Choosing articles for my first attempt at incremental reading
Sent: May 25, 2012
Subject: Incremental reading from Wikipedia
I am trying to learn incremental reading. I am looking for good materials to learning economics. You suggested Wikipedia. I want to start from some simple articles to get the hang of the method. These are each rather short, but I can take them together, or should I rather concentrate on only one long article?
Could you comment on my initial choices?
- wikipedia articles are usually excellently structured for IR (except for stubs and articles authored by a single person)
- the first article seems good enough, however, it is always best to start from simplest possible subjects with lots of popular editing (those have the clearest structure)
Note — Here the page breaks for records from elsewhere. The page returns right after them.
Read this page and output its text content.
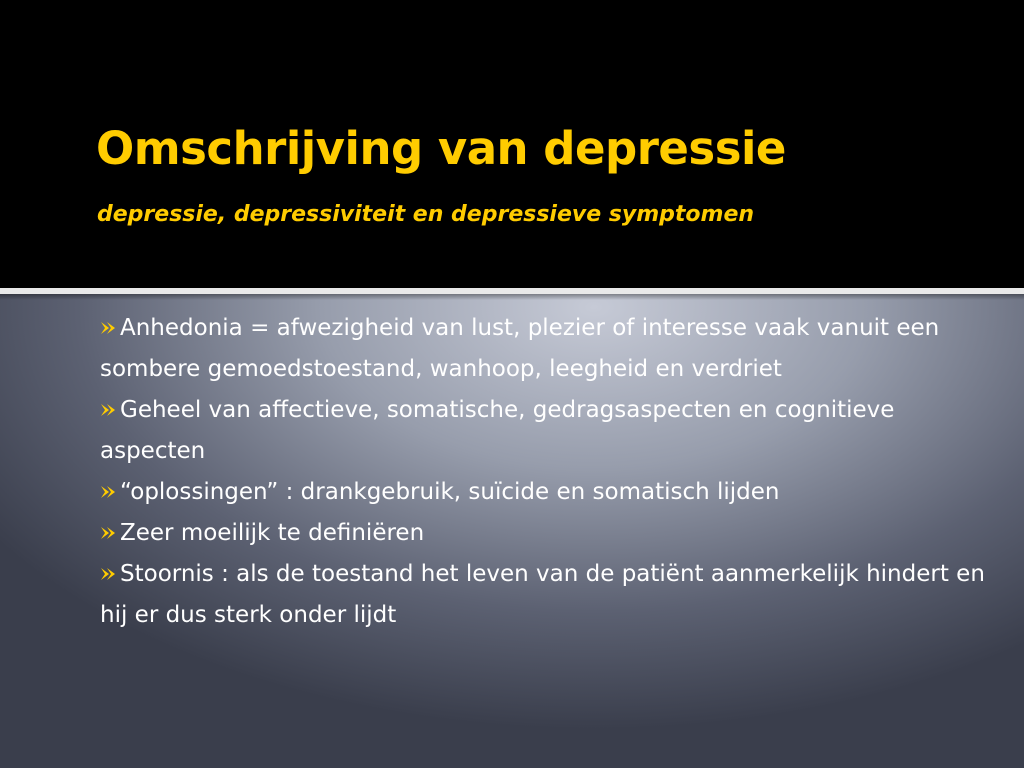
Omschrijving van depressie
depressie, depressiviteit en depressieve symptomen
Anhedonia = afwezigheid van lust, plezier of interesse vaak vanuit een sombere gemoedstoestand, wanhoop, leegheid en verdriet
Geheel van affectieve, somatische, gedragsaspecten en cognitieve aspecten
“oplossingen” : drankgebruik, suïcide en somatisch lijden
Zeer moeilijk te definiëren
Stoornis : als de toestand het leven van de patiënt aanmerkelijk hindert en hij er dus sterk onder lijdt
- it may take some time to review those articles for you, however, you can best do it yourself by just starting the process and leaving here some comments on possible difficulties
- it is unclear what you mean by "take them together"? If you mean importing them as separate articles and including them in incremental reading, then yes, you can take them together. If you mean, you want to splice them then it would be the opposite to what you want to accomplish with IR.
- if this is your first attempt, you will instantly have problems with this enumeration "Eugene Fama identified three levels of market efficiency". You can skip it, reformulate on your own, or pose it as a separate question for solving at SMPedia. This may require help from someone with solid knowledge of economics / financial markets. Later on also "James Tobin identified four efficiency types that could be present in a financial market". Those enumerations are typical of school lectures, which are often best handled with "cramming". Note that the framework of the article was structured by a single author ("Psibe"). This is never a good sign. Other authors often do not know how to or do not have time to change the structure of enumerative articles.